Los medios de comunicación estatales iraníes dijeron que Teherán no permitirá salidas de uranio enriquecido del país, lo que elevó las tensiones en las negociaciones nucleares con Washington en Ginebra. Esto, a poco de que comience la primera semana de marzo, fecha límite fijada por Donald Trump.
La búsqueda de alternativas a la renta variable dieron nuevo impulso al mercado de bonos del Tesoro estadounidense, donde la tasa de interés a 10 años perdió la marca de 4% y cotizaba en mínimos desde octubre de 2025.
"Los bonos vieron entradas de capital impulsadas por su condición de refugio seguro, ya que los inversionistas están preocupados por las tensiones geopolíticas en Medio Oriente y las perturbaciones provocadas por la IA en los mercados bursátiles, y se han tranquilizado en cuanto a la independencia de la Reserva Federal, tras el nombramiento de Kevin Warsh como próximo presidente de la institución", explicó el estratega de inversiones de Edward Jones, James McCann.

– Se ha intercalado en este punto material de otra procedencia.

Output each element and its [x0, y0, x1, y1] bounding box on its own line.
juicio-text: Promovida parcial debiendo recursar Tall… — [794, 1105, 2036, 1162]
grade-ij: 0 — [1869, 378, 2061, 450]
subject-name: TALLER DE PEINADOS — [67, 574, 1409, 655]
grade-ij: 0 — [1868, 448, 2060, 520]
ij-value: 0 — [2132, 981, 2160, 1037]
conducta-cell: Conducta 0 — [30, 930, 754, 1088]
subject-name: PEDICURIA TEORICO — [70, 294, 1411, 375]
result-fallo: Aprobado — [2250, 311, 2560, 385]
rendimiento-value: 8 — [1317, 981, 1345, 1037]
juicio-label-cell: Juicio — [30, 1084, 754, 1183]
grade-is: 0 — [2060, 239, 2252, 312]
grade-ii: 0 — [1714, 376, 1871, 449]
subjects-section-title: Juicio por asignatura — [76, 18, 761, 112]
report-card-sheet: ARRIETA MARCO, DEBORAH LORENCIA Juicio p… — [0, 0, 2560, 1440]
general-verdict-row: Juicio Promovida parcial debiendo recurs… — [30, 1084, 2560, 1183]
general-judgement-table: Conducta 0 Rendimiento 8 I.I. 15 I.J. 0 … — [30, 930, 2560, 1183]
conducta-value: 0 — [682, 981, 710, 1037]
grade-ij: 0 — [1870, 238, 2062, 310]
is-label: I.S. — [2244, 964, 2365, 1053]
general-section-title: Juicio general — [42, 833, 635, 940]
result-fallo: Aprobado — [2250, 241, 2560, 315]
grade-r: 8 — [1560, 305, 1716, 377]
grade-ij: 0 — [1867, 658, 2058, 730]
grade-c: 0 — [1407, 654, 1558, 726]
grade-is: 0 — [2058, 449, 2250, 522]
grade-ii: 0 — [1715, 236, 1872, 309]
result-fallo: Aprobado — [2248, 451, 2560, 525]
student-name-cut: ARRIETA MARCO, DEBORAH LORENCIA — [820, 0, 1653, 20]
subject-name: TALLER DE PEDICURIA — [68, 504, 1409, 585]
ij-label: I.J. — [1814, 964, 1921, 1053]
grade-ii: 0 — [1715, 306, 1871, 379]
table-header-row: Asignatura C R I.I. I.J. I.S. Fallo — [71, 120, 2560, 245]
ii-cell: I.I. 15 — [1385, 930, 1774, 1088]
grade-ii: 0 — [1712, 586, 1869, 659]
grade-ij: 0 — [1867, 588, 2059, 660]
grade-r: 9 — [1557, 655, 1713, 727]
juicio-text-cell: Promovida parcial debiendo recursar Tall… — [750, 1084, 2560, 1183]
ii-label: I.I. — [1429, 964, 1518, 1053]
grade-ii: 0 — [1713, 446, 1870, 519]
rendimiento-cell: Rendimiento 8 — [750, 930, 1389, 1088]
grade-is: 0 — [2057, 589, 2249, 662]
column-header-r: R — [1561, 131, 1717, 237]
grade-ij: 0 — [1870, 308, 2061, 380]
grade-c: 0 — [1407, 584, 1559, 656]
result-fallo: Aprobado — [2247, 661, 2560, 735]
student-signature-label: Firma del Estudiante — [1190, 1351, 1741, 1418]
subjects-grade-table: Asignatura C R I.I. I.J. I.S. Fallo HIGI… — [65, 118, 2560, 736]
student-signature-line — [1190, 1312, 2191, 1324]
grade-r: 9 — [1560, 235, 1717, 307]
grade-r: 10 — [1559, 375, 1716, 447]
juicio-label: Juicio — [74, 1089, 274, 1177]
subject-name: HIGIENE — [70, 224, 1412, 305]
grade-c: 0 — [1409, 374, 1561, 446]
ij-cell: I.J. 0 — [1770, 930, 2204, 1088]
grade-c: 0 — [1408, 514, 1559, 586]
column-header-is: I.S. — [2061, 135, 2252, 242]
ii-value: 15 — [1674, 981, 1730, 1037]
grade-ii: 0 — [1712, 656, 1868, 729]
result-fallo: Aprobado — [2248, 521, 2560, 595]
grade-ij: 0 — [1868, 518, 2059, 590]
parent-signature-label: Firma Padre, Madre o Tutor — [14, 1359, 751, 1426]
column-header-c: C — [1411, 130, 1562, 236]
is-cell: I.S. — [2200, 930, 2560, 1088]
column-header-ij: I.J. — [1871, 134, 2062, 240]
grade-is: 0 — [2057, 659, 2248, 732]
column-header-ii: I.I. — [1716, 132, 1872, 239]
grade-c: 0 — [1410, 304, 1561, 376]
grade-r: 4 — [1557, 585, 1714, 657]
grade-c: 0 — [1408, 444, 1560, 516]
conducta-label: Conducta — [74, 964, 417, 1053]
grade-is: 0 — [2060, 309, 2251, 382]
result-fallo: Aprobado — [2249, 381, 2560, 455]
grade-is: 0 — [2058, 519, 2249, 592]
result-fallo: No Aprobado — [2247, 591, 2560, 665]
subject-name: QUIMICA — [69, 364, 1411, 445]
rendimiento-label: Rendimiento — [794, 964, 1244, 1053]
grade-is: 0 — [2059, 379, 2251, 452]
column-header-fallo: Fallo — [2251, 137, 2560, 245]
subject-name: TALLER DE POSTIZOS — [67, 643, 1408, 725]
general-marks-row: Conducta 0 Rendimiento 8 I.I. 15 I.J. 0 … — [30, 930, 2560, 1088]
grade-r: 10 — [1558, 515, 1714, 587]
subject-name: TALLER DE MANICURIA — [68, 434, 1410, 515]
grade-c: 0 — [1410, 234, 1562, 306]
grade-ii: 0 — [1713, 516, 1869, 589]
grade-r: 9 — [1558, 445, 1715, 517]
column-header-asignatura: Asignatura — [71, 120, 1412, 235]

En Europa continental, el Euro Stoxx 50 retrocedió 0,4%, pero en Londres, el FTSE 100 subió 0,6% en un nuevo máximo histórico. Ambos cerraron febrero con fuertes subidas mensuales, de 3,2% y 6,7%, respectivamente.
Por el lado de China, el Hang Seng hongkonés ganó 1%, aunque el CSI 300 continental disminuyó 0,3%. Y en Japón, el Nikkei escaló a otro récord más. Este último fue, de hecho, el que lideró a nivel mensual, con una subida de más de 10%. Al contrario, el Hang Seng cayó 2,7%, mientras que para el CSI febrero fue un mes neutral.